Der letzte Fragesteller kam tatsächlich darauf, dass mit der Flüchtlingswelle des Jahres 2015 - es war ja keine Grenzöffnung, sondern lediglich die Erlaubnis, dass Menschen ohne Kontrollen nach Deutschland kommen durften, was vorher ja de facto auch schon gegeben war - doch auch massiv Antisemitismus nach Deutschland gekommen sei.
Das haben alle drei Kandidaten zwar nicht relativiert, aber doch eingeordneten. Und gerade Friedrich Merz machte deutlich, dass in Deutschland Antisemitismus ebenso wie Fremdenfeindlichkeit in keiner Weise respektiert werden könne. Er brachte explizit den Bezug darauf, dass Deutschland von seiner Struktur und Geschichte her christlich-jüdisch-abendländisch geprägt sei. Und dass das der Rahmen sei, an dem sich jeder, der in Deutschland leben wolle, halten müsse. Das seien Eckpfosten, an denen nicht zu rütteln sei.
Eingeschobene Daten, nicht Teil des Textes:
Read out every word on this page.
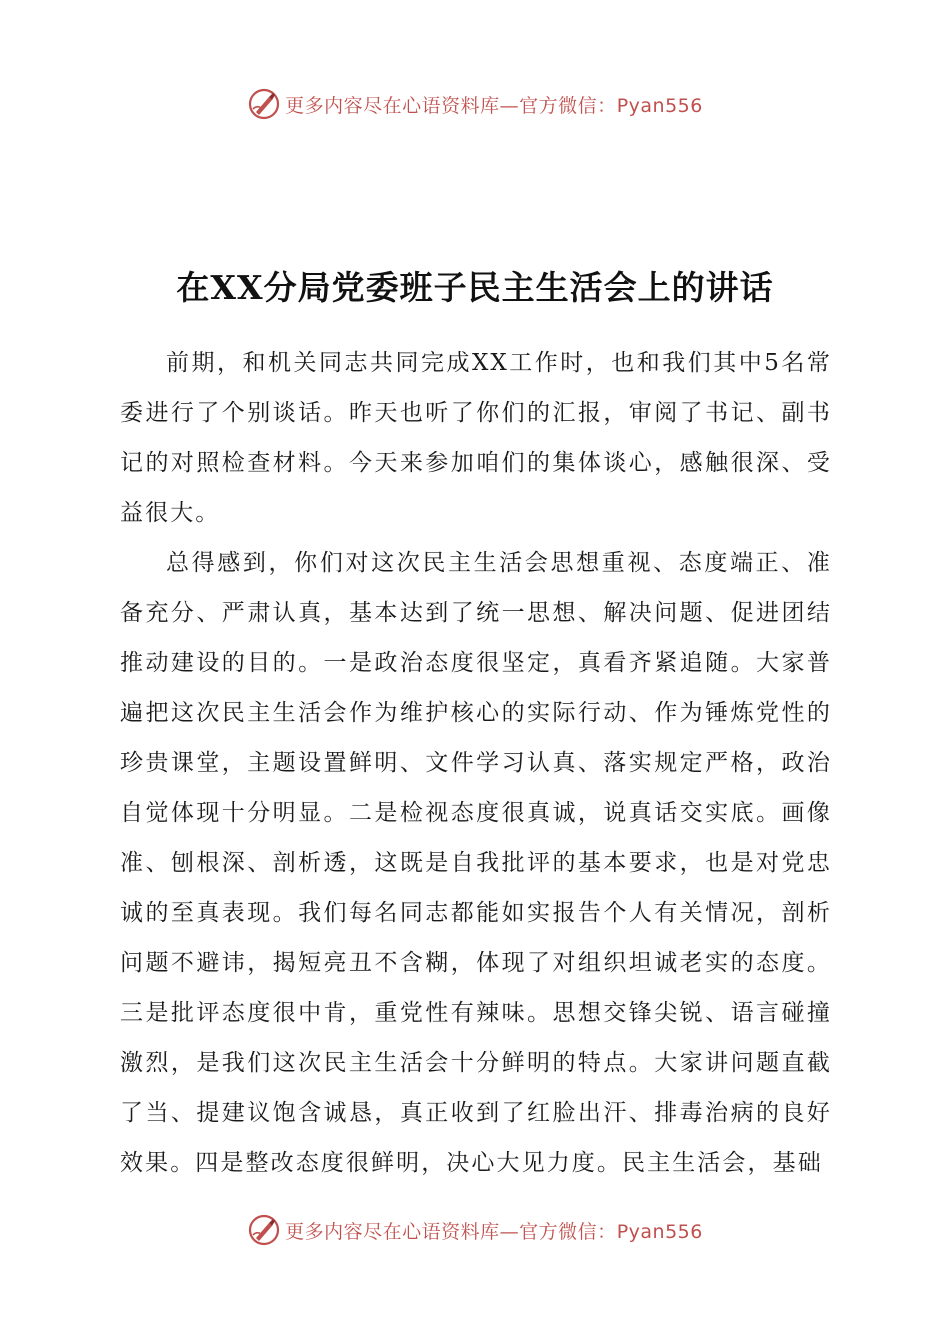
更多内容尽在心语资料库—官方微信：Pyan556
在XX分局党委班子民主生活会上的讲话

前期，和机关同志共同完成XX工作时，也和我们其中5名常委进行了个别谈话。昨天也听了你们的汇报，审阅了书记、副书记的对照检查材料。今天来参加咱们的集体谈心，感触很深、受益很大。

总得感到，你们对这次民主生活会思想重视、态度端正、准备充分、严肃认真，基本达到了统一思想、解决问题、促进团结推动建设的目的。一是政治态度很坚定，真看齐紧追随。大家普遍把这次民主生活会作为维护核心的实际行动、作为锤炼党性的珍贵课堂，主题设置鲜明、文件学习认真、落实规定严格，政治自觉体现十分明显。二是检视态度很真诚，说真话交实底。画像准、刨根深、剖析透，这既是自我批评的基本要求，也是对党忠诚的至真表现。我们每名同志都能如实报告个人有关情况，剖析问题不避讳，揭短亮丑不含糊，体现了对组织坦诚老实的态度。三是批评态度很中肯，重党性有辣味。思想交锋尖锐、语言碰撞激烈，是我们这次民主生活会十分鲜明的特点。大家讲问题直截了当、提建议饱含诚恳，真正收到了红脸出汗、排毒治病的良好效果。四是整改态度很鲜明，决心大见力度。民主生活会，基础

更多内容尽在心语资料库—官方微信：Pyan556
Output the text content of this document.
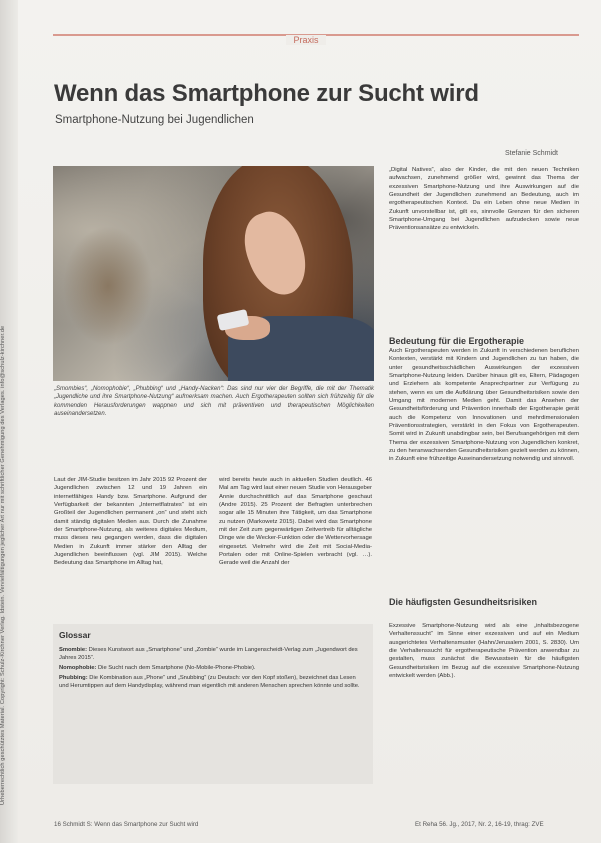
Urheberrechtlich geschütztes Material. Copyright: Schulz-Kirchner Verlag. Idstein. Vervielfältigungen jeglicher Art nur mit schriftlicher Genehmigung des Verlages. info@schulz-kirchner.de
Praxis
Wenn das Smartphone zur Sucht wird
Smartphone-Nutzung bei Jugendlichen
Stefanie Schmidt
„Smombies“, „Nomophobie“, „Phubbing“ und „Handy-Nacken“: Das sind nur vier der Begriffe, die mit der Thematik „Jugendliche und ihre Smartphone-Nutzung“ aufmerksam machen. Auch Ergotherapeuten sollten sich frühzeitig für die kommenden Herausforderungen wappnen und sich mit präventiven und therapeutischen Möglichkeiten auseinandersetzen.

Laut der JIM-Studie besitzen im Jahr 2015 92 Prozent der Jugendlichen zwischen 12 und 19 Jahren ein internetfähiges Handy bzw. Smartphone. Aufgrund der Verfügbarkeit der bekannten „Internetflatrates“ ist ein Großteil der Jugendlichen permanent „on“ und steht sich damit ständig digitalen Medien aus. Durch die Zunahme der Smartphone-Nutzung, als weiteres digitales Medium, muss dieses neu gegangen werden, dass die digitalen Medien in Zukunft immer stärker den Alltag der Jugendlichen beeinflussen (vgl. JIM 2015). Welche Bedeutung das Smartphone im Alltag hat,

wird bereits heute auch in aktuellen Studien deutlich. 46 Mal am Tag wird laut einer neuen Studie von Herausgeber Annie durchschnittlich auf das Smartphone geschaut (Andre 2015). 25 Prozent der Befragten unterbrechen sogar alle 15 Minuten ihre Tätigkeit, um das Smartphone zu nutzen (Markowetz 2015). Dabei wird das Smartphone mit der Zeit zum gegenwärtigen Zeitvertreib für alltägliche Dinge wie die Wecker-Funktion oder die Wettervorhersage eingesetzt. Vielmehr wird die Zeit mit Social-Media-Portalen oder mit Online-Spielen verbracht (vgl. …). Gerade weil die Anzahl der

„Digital Natives“, also der Kinder, die mit den neuen Techniken aufwachsen, zunehmend größer wird, gewinnt das Thema der exzessiven Smartphone-Nutzung und ihre Auswirkungen auf die Gesundheit der Jugendlichen zunehmend an Bedeutung, auch im ergotherapeutischen Kontext. Da ein Leben ohne neue Medien in Zukunft unvorstellbar ist, gilt es, sinnvolle Grenzen für den sicheren Smartphone-Umgang bei Jugendlichen aufzudecken sowie neue Präventionsansätze zu entwickeln.

Bedeutung für die Ergotherapie

Auch Ergotherapeuten werden in Zukunft in verschiedenen beruflichen Kontexten, verstärkt mit Kindern und Jugendlichen zu tun haben, die unter gesundheitsschädlichen Auswirkungen der exzessiven Smartphone-Nutzung leiden. Darüber hinaus gilt es, Eltern, Pädagogen und Erziehern als kompetente Ansprechpartner zur Verfügung zu stehen, wenn es um die Aufklärung über Gesundheitsrisiken sowie den Umgang mit modernen Medien geht. Damit das Ansehen der Gesundheitsförderung und Prävention innerhalb der Ergotherapie gerät auch die Kompetenz von Innovationen und mehrdimensionalen Präventionsstrategien, verstärkt in den Fokus von Ergotherapeuten. Somit wird in Zukunft unabdingbar sein, bei Berufsangehörigen mit dem Thema der exzessiven Smartphone-Nutzung von Jugendlichen konkret, zu den heranwachsenden Gesundheitsrisiken gezielt werden zu können, in Zukunft eine frühzeitige Auseinandersetzung notwendig und sinnvoll.

Die häufigsten Gesundheitsrisiken

Exzessive Smartphone-Nutzung wird als eine „inhaltsbezogene Verhaltenssucht“ im Sinne einer exzessiven und auf ein Medium ausgerichtetes Verhaltensmuster (Hahn/Jerusalem 2001, S. 2830). Um die Verhaltenssucht für ergotherapeutische Prävention anwendbar zu gestalten, muss zunächst die Bewusstsein für die häufigsten Gesundheitsrisiken im Bezug auf die exzessive Smartphone-Nutzung entwickelt werden (Abb.).

Glossar
Smombie: Dieses Kunstwort aus „Smartphone“ und „Zombie“ wurde im Langenscheidt-Verlag zum „Jugendwort des Jahres 2015“.
Nomophobie: Die Sucht nach dem Smartphone (No-Mobile-Phone-Phobie).
Phubbing: Die Kombination aus „Phone“ und „Snubbing“ (zu Deutsch: vor den Kopf stoßen), bezeichnet das Lesen und Herumtippen auf dem Handydisplay, während man eigentlich mit anderen Menschen sprechen könnte und sollte.
16 Schmidt S: Wenn das Smartphone zur Sucht wird	Et Reha 56. Jg., 2017, Nr. 2, 16-19, thrag: ZVE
Und es sei nun eine Aufgabe der Bildung und aller, die in diesem Bereich tätig seien, diese Werte zu vermitteln und dafür zu sorgen, dass dieser Ansatz Deutschland auch weiterhin prägen solle.
Ganz zum Schluss hat dann Jens Spahn, der das Thema Flüchtlinge während der vergangenen Tage auch mit deutlicher Kritik an Merkel immer wieder angerissen hatte, deutlich gemacht, was das für ihn bedeutet: Ihm sei die Zahl von nun möglichen 200.000 Zuwanderern oder Flüchtlingen, die Jahr für Jahr nach Deutschland kommen dürften, viel zu hoch. Denn das Land werde das nicht verkraften. Er verwies darauf, dass jeder Lebenswandel und jede Lebensform weiterhin in Deutschland möglich sein müsse, ohne, dass Menschen Angst haben müssten - seien es Juden, die Angst vor Antisemitismus hätten oder andere Minderheiten, die sich in Deutschland nicht mehr wohlfühlten. Dafür müsse der Staat Rechnung tragen.
Spahn verwies auch darauf, dass er homosexuell sei und entsprechend auch Erfahrungen habe mit Ausgrenzung oder mit Aggression. Es war also nicht nur eine Frage der inneren Sicherheit, die da angesprochen wurde. Sondern man merkte auch, dass die Frage einer offenen Gesellschaft und die Frage der Tradition bei allen dreien mitklang.
Das Interview führte Renardo Schlegelmilch.